Bill Condon [director]: Yes! She sort of had to and wanted to prove she could do it. She had always loved singing, but in those years of doing Harry Potter she hadn't done it. She got her voice back in shape, took lessons and then there it was! This beautiful, sweet, pure sound that she has. It is interesting.
We don't usually think about movie stars being able to sing, and then they do it. Some people's voices just reveal something about themselves and seem like the essence of them. Emma is one of those people, there's a natural connection from the way that she speaks and the way she sings.
Can you talk about the three new songs added to the movie?
Bill Condon: We keep all the songs from the original film, but in this translation, we expanded upon how Belle and the Beast become who they are when we meet them. Two of the new songs connect to that new material. “Days in the Sun,” in particular, is sung by Belle and has more to do with the household staff and how they see the future when the curse is lifted. But it's also as a song the Beast's mother sang to him when he was a boy. So it sort of comes full circle.

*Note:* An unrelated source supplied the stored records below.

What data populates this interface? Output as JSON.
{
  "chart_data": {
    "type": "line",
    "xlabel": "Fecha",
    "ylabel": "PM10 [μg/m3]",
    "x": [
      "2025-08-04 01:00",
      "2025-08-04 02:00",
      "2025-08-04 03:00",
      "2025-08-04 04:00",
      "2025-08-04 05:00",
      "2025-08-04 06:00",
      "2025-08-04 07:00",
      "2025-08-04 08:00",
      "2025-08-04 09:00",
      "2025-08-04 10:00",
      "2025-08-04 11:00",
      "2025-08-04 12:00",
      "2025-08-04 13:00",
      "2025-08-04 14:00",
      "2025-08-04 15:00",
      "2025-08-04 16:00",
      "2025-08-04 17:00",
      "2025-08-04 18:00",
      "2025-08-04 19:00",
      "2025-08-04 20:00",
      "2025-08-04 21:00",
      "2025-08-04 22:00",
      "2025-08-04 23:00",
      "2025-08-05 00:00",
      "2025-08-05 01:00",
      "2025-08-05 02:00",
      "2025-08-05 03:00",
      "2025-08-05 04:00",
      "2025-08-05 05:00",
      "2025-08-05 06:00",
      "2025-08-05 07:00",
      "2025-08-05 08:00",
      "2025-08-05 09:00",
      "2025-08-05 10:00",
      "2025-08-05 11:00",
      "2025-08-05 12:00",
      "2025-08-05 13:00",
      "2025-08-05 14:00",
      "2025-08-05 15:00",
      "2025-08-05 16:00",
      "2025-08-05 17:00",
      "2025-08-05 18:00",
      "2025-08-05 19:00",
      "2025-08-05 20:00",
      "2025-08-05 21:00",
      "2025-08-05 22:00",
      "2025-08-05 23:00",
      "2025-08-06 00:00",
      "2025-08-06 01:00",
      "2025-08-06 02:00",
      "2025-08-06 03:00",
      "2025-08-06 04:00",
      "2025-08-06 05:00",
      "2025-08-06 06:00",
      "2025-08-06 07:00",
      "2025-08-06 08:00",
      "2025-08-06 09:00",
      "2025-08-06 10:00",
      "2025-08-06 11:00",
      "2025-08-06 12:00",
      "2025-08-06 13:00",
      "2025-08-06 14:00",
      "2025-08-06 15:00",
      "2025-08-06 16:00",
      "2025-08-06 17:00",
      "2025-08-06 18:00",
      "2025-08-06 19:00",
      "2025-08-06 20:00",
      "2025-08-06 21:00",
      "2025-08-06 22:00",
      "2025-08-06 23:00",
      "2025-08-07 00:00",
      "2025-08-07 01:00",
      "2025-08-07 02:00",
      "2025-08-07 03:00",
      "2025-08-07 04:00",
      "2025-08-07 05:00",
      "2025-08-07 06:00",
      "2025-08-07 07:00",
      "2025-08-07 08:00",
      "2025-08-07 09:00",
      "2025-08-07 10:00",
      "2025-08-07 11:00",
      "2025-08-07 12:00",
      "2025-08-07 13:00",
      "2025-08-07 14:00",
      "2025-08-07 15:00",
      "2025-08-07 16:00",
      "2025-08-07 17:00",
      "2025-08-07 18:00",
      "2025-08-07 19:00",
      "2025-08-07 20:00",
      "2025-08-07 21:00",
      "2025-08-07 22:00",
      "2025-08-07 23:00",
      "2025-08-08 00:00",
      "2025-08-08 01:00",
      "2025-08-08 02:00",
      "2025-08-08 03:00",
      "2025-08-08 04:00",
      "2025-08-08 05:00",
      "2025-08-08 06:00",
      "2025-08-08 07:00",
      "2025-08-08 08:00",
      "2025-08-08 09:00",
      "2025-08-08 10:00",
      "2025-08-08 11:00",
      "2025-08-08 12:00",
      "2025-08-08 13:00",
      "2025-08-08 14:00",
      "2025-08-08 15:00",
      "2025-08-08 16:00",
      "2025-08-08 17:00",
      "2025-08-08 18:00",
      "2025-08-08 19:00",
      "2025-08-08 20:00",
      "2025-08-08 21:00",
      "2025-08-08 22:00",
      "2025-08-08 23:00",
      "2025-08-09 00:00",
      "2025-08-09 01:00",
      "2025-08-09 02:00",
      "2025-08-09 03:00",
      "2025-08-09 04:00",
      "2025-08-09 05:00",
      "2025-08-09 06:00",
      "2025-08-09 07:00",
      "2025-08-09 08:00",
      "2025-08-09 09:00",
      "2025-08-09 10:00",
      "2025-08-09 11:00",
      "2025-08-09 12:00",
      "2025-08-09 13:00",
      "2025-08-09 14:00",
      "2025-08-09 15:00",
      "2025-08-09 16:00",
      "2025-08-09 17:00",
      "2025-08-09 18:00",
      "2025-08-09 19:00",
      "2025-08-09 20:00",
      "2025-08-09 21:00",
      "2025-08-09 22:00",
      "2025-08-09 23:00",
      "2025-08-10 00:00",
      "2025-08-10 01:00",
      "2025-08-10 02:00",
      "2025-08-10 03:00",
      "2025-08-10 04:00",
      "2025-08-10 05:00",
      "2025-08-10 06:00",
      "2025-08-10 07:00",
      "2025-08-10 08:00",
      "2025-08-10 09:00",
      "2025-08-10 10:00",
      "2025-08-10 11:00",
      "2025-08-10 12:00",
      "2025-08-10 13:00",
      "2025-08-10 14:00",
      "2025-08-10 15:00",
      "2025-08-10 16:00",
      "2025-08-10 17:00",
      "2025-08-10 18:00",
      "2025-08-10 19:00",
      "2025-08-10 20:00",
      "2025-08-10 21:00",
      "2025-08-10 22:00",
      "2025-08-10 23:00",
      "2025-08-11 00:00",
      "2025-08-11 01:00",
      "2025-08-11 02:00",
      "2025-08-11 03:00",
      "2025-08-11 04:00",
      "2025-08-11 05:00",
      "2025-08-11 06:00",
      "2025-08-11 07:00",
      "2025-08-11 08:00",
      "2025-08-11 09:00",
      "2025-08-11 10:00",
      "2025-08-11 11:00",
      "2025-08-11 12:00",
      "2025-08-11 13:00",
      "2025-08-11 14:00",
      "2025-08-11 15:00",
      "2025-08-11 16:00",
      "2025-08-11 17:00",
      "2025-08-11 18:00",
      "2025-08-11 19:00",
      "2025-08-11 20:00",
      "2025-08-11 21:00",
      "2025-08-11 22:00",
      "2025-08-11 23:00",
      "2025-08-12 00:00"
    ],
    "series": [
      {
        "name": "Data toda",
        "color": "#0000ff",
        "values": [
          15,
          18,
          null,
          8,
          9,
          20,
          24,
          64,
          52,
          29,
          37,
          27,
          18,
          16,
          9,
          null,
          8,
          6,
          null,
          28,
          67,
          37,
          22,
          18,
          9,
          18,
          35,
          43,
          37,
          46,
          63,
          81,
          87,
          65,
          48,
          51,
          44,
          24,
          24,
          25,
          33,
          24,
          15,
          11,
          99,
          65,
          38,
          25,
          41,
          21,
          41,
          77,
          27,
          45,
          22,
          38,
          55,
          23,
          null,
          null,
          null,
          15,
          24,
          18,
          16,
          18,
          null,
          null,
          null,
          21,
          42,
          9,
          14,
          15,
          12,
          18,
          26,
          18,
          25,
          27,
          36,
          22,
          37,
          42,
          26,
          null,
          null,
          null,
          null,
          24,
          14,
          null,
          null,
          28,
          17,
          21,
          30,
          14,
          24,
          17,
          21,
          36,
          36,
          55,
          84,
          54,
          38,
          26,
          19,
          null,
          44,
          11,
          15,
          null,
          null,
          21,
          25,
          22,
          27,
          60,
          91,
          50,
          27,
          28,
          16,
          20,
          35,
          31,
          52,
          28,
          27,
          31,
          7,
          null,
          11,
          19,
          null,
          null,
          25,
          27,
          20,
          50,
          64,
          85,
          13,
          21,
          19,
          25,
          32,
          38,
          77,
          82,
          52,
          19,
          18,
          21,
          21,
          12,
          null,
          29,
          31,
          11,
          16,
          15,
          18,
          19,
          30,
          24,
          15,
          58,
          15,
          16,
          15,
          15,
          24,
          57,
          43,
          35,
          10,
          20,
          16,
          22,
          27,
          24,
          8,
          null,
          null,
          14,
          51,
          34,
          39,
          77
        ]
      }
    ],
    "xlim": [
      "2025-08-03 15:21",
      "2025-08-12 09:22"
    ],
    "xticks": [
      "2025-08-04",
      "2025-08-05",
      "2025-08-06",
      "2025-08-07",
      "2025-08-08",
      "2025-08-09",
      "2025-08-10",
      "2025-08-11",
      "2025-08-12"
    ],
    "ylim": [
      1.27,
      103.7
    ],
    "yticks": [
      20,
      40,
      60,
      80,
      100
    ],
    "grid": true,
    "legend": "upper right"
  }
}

Finally, there's the song [“For Evermore”] the Beast sings as at a crucial dramatic point at the end of the movie. They always say you should only ever sing when speaking isn't enough. When you can't help but sing. And that's what the song is, a cry of pain. I think that's a really big, 11-o'clock cinematic number.
Do you think one of those songs, like “Days in the Sun,” might be an Oscar contender?
Bill Condon: Oh, God knows. It's up to them.